A real-world example
A mid-market retail company runs Adobe Commerce PaaS for a B2C storefront and QuickBooks Online for accounting and tax reporting. Before integration, the finance team downloaded order reports from Commerce daily and manually entered customers and invoice amounts into QB, a process that took 2-3 hours and introduced data-entry errors during reconciliation. With Adobe Commerce and QuickBooks Online connected, each order automatically creates a customer record and invoice in QB within minutes, allocated to the correct revenue class for multi-channel reporting. The accounting team now focuses on true adjustments and reconciliation rather than data re-entry, and QB's customer list matches the storefront exactly.
What you can do
- Sync customer records from Adobe Commerce into QuickBooks Online, creating or updating QB Customer entities with address and contact details.
- Create QB Invoices from Adobe Commerce orders, mapped to QB Account and Class for revenue tracking and GL posting.
- Bridge OAuth 2.0 authorization-code flow (QuickBooks) with OAuth 1.0a or OAuth 2.0 credentials (Adobe Commerce depending on deployment model).
- Handle Adobe webhooks or REST polling, refresh both token types before expiry, and retry on transient failures without data loss.
- Maintain a complete audit trail of every customer and order sync, with replay capability if a downstream QB write fails.
Questions
- Does data flow both directions between Adobe Commerce and QuickBooks Online?
- No. Customers and orders flow from Adobe Commerce into QuickBooks Online only. QuickBooks remains the system of record for accounting adjustments, refunds, and GL entries. ml-connector does not write Commerce data back to Adobe, so the storefront is never modified by accounting changes.
- How does ml-connector handle the different OAuth schemes (Adobe 1.0a vs OAuth 2.0 and QuickBooks 2.0)?
- ml-connector accepts both OAuth 1.0a credentials (PaaS: consumer_key, consumer_secret, access tokens) and OAuth 2.0 client credentials (SaaS: client_id, client_secret) for Adobe Commerce, and stores all secrets encrypted. It refreshes QuickBooks access tokens on a 50-minute schedule before 1-hour expiry, and tracks QB's rotating refresh tokens to detect re-auth if the old token is revoked.
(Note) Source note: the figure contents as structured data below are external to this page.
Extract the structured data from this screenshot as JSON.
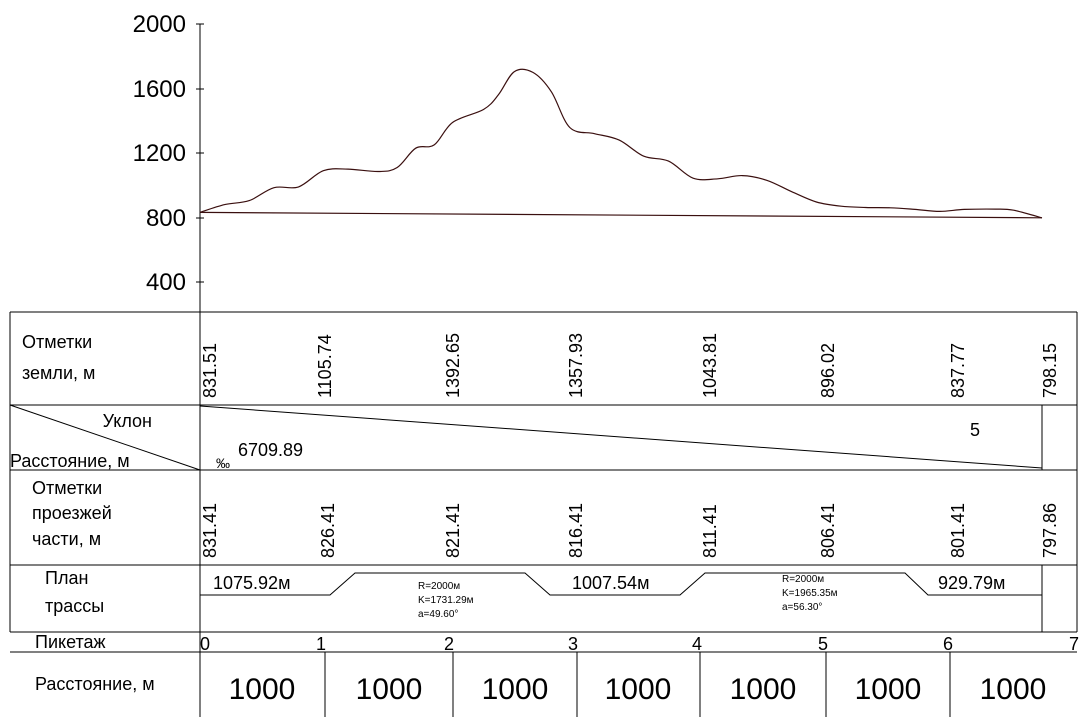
{
  "y_axis": {
    "ticks": [
      "2000",
      "1600",
      "1200",
      "800",
      "400"
    ],
    "values": [
      2000,
      1600,
      1200,
      800,
      400
    ]
  },
  "chart_data": {
    "type": "line",
    "y_ticks": [
      2000,
      1600,
      1200,
      800,
      400
    ],
    "ylim": [
      200,
      2000
    ],
    "xlim": [
      0,
      6.83
    ],
    "series": [
      {
        "points": [
          [
            0,
            831.51
          ],
          [
            0.2,
            880
          ],
          [
            0.4,
            905
          ],
          [
            0.6,
            985
          ],
          [
            0.8,
            990
          ],
          [
            1.0,
            1090
          ],
          [
            1.2,
            1100
          ],
          [
            1.45,
            1085
          ],
          [
            1.6,
            1110
          ],
          [
            1.75,
            1230
          ],
          [
            1.9,
            1250
          ],
          [
            2.05,
            1390
          ],
          [
            2.3,
            1470
          ],
          [
            2.42,
            1560
          ],
          [
            2.55,
            1705
          ],
          [
            2.7,
            1700
          ],
          [
            2.85,
            1580
          ],
          [
            3.0,
            1357.93
          ],
          [
            3.2,
            1320
          ],
          [
            3.4,
            1280
          ],
          [
            3.6,
            1180
          ],
          [
            3.8,
            1150
          ],
          [
            4.0,
            1043.81
          ],
          [
            4.2,
            1040
          ],
          [
            4.4,
            1060
          ],
          [
            4.6,
            1030
          ],
          [
            4.8,
            960
          ],
          [
            5.0,
            896.02
          ],
          [
            5.2,
            870
          ],
          [
            5.4,
            862
          ],
          [
            5.6,
            860
          ],
          [
            5.8,
            850
          ],
          [
            6.0,
            837.77
          ],
          [
            6.2,
            850
          ],
          [
            6.45,
            852
          ],
          [
            6.6,
            845
          ],
          [
            6.83,
            798.15
          ]
        ]
      },
      {
        "points": [
          [
            0,
            831.41
          ],
          [
            6.83,
            797.86
          ]
        ]
      }
    ]
  },
  "table": {
    "ground": {
      "label_line1": "Отметки",
      "label_line2": "земли, м",
      "values": [
        "831.51",
        "1105.74",
        "1392.65",
        "1357.93",
        "1043.81",
        "896.02",
        "837.77",
        "798.15"
      ]
    },
    "slope": {
      "label_top": "Уклон",
      "label_bottom": "Расстояние, м",
      "permille": "‰",
      "distance": "6709.89",
      "value": "5"
    },
    "road": {
      "label_line1": "Отметки",
      "label_line2": "проезжей",
      "label_line3": "части, м",
      "values": [
        "831.41",
        "826.41",
        "821.41",
        "816.41",
        "811.41",
        "806.41",
        "801.41",
        "797.86"
      ]
    },
    "plan": {
      "label_line1": "План",
      "label_line2": "трассы",
      "straights": [
        "1075.92м",
        "1007.54м",
        "929.79м"
      ],
      "curve1": {
        "r": "R=2000м",
        "k": "K=1731.29м",
        "a": "a=49.60°"
      },
      "curve2": {
        "r": "R=2000м",
        "k": "K=1965.35м",
        "a": "a=56.30°"
      }
    },
    "piket": {
      "label": "Пикетаж",
      "values": [
        "0",
        "1",
        "2",
        "3",
        "4",
        "5",
        "6",
        "7"
      ]
    },
    "distance": {
      "label": "Расстояние, м",
      "values": [
        "1000",
        "1000",
        "1000",
        "1000",
        "1000",
        "1000",
        "1000"
      ]
    }
  }
}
- Does Adobe Commerce expose GL accounts, and how does revenue get posted to the correct QB account?
- Adobe Commerce does not expose GL accounts as an API resource. ml-connector applies your own GL mapping rules at the QB side--for example, mapping Commerce order total to your '4100 Sales - Web' account and allocating by Class per region or channel. This keeps accounting logic in QB and avoids duplication.